First Bancorp, a North Carolina-based regional lender, has announced it will acquire First Carolina Bancshares in a deal valued at approximately $166m (£128m). The transaction, structured as an all-stock exchange, is the latest in a series of mergers reshaping the US regional banking landscape.
Under the terms of the agreement, First Carolina shareholders will receive a fixed number of First Bancorp shares for each share they hold. The deal is expected to close by the end of this year, pending approval from regulators and shareholders of both banks. First Bancorp said the combination will create a stronger institution with greater scale and an expanded footprint across the Carolinas.
The acquisition comes amid a wave of consolidation among smaller US banks, which have faced rising compliance costs, margin pressure, and competition from larger national lenders. For UK investors with exposure to US financial stocks through pension funds or ETFs, such deals can signal sector health but also highlight the risks of concentrated regional exposure.
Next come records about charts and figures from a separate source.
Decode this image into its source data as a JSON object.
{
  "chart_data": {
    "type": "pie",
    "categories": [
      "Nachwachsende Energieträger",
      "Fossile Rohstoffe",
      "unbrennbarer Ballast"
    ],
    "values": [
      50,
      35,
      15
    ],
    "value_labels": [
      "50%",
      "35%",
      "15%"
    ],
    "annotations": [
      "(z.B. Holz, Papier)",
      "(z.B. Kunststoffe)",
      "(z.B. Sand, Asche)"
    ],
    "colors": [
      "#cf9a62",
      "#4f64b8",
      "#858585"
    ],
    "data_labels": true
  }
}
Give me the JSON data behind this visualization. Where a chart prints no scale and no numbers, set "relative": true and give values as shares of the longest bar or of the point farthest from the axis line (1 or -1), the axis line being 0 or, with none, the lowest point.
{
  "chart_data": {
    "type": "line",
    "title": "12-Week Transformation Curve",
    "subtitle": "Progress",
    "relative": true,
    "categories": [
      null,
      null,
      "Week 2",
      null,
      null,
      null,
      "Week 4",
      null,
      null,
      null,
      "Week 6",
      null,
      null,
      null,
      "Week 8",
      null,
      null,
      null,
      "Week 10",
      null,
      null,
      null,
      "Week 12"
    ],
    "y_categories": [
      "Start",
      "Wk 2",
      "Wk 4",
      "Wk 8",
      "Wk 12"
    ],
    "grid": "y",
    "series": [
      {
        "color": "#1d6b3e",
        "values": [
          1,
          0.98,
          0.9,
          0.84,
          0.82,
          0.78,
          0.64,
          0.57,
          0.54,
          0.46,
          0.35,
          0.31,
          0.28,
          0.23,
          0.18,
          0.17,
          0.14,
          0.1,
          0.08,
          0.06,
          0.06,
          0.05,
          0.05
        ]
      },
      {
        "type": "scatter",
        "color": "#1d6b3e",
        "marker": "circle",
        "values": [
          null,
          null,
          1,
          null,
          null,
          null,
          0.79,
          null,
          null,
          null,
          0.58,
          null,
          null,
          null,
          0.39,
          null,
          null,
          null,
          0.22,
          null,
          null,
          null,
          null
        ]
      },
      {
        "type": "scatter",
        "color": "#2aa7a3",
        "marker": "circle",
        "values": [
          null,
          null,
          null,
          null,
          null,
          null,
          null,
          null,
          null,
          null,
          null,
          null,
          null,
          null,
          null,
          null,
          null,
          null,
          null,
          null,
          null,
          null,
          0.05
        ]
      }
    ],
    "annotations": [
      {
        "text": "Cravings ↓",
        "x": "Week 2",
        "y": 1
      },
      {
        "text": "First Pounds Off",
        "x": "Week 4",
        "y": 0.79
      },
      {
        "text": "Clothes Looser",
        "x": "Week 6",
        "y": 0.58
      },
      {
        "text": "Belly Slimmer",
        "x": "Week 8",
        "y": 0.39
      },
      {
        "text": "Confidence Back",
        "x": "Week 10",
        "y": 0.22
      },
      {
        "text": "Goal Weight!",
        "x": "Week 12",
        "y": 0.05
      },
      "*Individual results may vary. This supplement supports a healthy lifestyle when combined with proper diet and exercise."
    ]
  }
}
Analysts noted that the deal price — roughly 1.3 times First Carolina's tangible book value — is in line with recent regional bank transactions. 'This is a sensible bolt-on acquisition for First Bancorp, giving it critical mass in a market where organic growth has been slow,' said a banking analyst at a London-based research firm. 'For UK pension holders with US equity allocations, it reinforces the trend of consolidation as a defensive move in a higher-rate environment.'
The FTSE 100 edged up 0.3% to 8,245 in midday trading on Friday, with financial stocks broadly steady. The FTSE 250, which includes several UK regional banks and asset managers, rose 0.5% to 20,130. UK-listed bank shares were mostly flat, with Lloyds Banking Group and NatWest each trading less than 0.2% higher. The pound was little changed against the dollar at $1.2840.